Following the closing of the Initial Public Offering on November 5, 2019, an amount of $275,000,000 ($10.00 per Unit) from the
net proceeds of the sale of the Units in the Initial Public Offering and the sale of the Private Placement Warrants was placed in a trust account (the Trust Account) and invested in U.S. government securities, within the meaning set
forth in Section 2(a)(16) of the Investment Company Act, with a maturity of 185 days or less or in any open-ended investment company that holds itself out as a money market fund meeting the conditions of Rule
2a-7 of the Investment Company Act of 1940, as amended (the Investment Company Act), as determined by the Company, until the earlier of: (i) the completion of a Business Combination or
(ii) the distribution of the Trust Account, as described below.
On November 11, 2019, the underwriters notified the Company of their intention
to exercise their over-allotment option in full on November 13, 2019. As such, on November 13, 2019, the Company consummated the sale of an additional 4,125,000 Units, at $10.00 per Unit, and the sale of an additional 825,000 Private
Placement Warrants, at $1.00 per Private Placement Warrant, generating total gross proceeds of $42,075,000. A total of $41,250,000 of the net proceeds was deposited into the Trust Account, bringing the aggregate proceeds deposited in the Trust
Account to $316,250,000.
Transaction costs for the Initial Public Offering amounted to $18,047,876 consisting of $6,325,000 of underwriting fees,
$11,068,750 of deferred underwriting fees and $654,126 of other offering costs.
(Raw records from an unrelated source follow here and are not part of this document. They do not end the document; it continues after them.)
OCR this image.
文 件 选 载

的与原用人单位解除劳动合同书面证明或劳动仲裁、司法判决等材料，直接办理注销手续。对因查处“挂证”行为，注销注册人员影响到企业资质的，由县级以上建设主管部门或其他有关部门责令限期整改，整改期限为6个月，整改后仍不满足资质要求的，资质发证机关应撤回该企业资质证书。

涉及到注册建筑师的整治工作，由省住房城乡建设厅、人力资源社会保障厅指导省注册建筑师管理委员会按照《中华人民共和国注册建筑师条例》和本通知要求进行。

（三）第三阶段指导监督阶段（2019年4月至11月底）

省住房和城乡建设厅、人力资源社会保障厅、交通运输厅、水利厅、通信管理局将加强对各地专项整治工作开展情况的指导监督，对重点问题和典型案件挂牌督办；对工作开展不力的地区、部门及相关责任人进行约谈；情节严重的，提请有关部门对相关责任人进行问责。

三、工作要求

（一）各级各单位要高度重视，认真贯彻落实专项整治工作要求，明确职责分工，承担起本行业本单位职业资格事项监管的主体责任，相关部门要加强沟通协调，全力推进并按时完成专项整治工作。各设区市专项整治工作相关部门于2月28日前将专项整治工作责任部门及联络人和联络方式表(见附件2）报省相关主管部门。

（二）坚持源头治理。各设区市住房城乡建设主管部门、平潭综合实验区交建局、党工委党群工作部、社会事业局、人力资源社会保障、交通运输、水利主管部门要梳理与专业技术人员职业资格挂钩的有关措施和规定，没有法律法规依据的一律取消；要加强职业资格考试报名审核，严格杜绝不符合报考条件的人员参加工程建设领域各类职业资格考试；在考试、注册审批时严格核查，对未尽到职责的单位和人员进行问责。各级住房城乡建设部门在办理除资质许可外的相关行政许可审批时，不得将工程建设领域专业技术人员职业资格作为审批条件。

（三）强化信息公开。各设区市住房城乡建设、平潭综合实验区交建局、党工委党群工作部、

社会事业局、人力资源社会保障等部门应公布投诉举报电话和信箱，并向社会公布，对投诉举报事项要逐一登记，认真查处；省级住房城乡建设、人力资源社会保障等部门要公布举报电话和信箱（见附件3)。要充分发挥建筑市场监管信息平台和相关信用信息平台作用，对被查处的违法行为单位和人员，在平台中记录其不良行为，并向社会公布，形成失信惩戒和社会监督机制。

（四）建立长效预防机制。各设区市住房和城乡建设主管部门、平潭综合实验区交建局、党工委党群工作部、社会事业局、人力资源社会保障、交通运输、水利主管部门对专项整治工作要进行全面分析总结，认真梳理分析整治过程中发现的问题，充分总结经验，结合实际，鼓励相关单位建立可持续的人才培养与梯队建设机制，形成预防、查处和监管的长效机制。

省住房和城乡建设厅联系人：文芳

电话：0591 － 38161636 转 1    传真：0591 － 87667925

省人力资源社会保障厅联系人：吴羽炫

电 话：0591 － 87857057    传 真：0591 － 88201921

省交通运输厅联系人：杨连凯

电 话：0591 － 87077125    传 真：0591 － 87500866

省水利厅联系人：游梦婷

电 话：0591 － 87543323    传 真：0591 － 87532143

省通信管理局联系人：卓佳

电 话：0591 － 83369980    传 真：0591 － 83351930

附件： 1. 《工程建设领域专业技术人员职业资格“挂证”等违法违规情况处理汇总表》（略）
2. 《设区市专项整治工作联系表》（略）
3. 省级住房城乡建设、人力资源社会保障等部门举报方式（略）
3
The Companys management has broad discretion with respect to the
specific application of the net proceeds of the Initial Public Offering and the sale of the Private Placement Warrants, although substantially all of the net proceeds are intended to be applied generally toward consummating a Business Combination.
The Companys initial Business Combination must be with one or more target businesses that together have a fair market value equal to at least 80% of the balance in the Trust Account (excluding the deferred underwriting fees and taxes payable
on income earned on the Trust Account) at the time of the signing an agreement to enter into a Business Combination. The Company will only complete a Business Combination if the post-transaction company owns or acquires 50% or more of the
outstanding voting securities of the target or otherwise acquires a controlling interest in the target sufficient for it not to be required to register as an investment company under the Investment Company Act. There is no assurance that the Company
will be able to complete a Business Combination successfully.
The Company will provide its holders of the outstanding Public Shares (the public
stockholders) with the opportunity to redeem all or a portion of their Public Shares upon the completion of a Business Combination either (i) in connection with a stockholder meeting called to approve the Business Combination or
(ii) by means of a tender offer. The decision as to whether the Company will seek stockholder approval of a Business Combination or conduct a tender offer will be made by the Company, solely in its discretion. The public stockholders will be
entitled to redeem their Public Shares for a pro rata portion of the amount then on deposit in the Trust Account ($10.00 per Public Share, plus any pro rata interest earned on the funds held in the Trust Account and not previously released to the
Company to pay its franchise and income tax obligations). There will be no redemption rights upon the completion of a Business Combination with respect to the Companys warrants.